At Hang Seng Bank, management trainees are graduates from all disciplines - engineering, biochemistry, law or even music.
"What makes a difference is soft skill competencies - those are more difficult to learn," says Louise Lam, Hang Seng Bank's head of human resources (HR).
Although competency lists often seem alike, she says companies do have preferences. "We require a subtle and steady personality. We want [trainees] to be innovative but have tenacity, and have a technically strong image," Lam says, adding that potential staff must also be "dependable, open and connected", and "deploy courageous integrity at all times".
"They should be down-to-earth, prudent in risk-taking but good at dealing with change and have a high energy level. They have to show us that they have integrity," adds Yvonne Chan, the bank's head of HR for corporate and commercial banking.
Hang Seng Bank's management trainee programme receives about 5,000 applications a year, including those from overseas. Candidates must complete an e-application with an online scoring system and aptitude test benchmarked to a "student norm" in Asia. This is followed by a group exercise and an interview. Those who pass will have to grapple with a hypothetical business case study.

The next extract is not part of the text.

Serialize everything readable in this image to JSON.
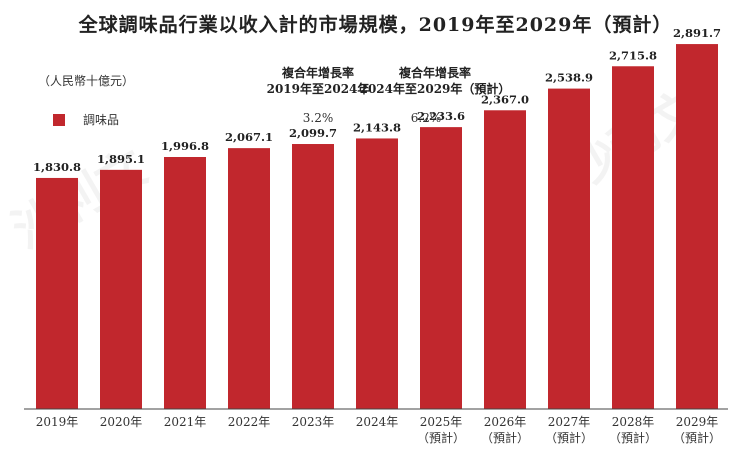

"We are not [simply] looking at the answers, but how [applicants] handle the questions, analyse, present their case and defend it," says Lam.
Candidates must indicate whether they prefer retail banking and wealth management, corporate and commercial banking, financial control, or operations management. However, the bank does allow cross-streaming. "If they know the operations well, they can spot more business opportunities," Chan says.

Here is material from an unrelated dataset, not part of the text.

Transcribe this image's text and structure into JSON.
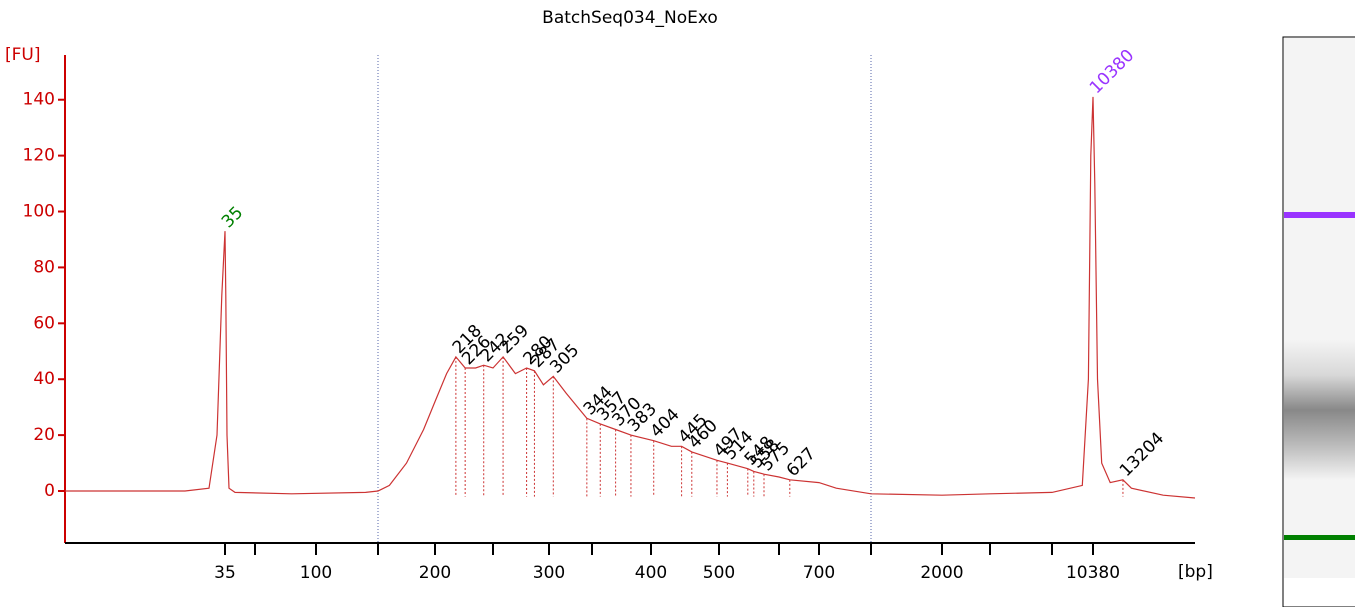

The career path of Katie Lo, RMB business strategy and planning manager for treasury and investment, demonstrates this flexibility.
After learning about trade service, credit risk management and relationship management across the different departments and having undergone structured training, Lo started working in the commercial banking stream. It was not long before the financial crisis hit in 2008. "Many of my customers faced the most difficult situations of their lives. I had to help them, while minimising losses for the bank," Lo says.
She was transferred to the RMB business department when it was set up last year.
Lo says problem-solving and project management skills are crucial. "I had to analyse the problem and come up with solutions before I went to my manager for advice. This sharpened my analytical skills."
The RMB business is the product of several departments and the challenge is to balance the interests of different stakeholders, Lo says. "We have to align [their] interests. You need to have credibility to make a decision [they all accept]," she adds.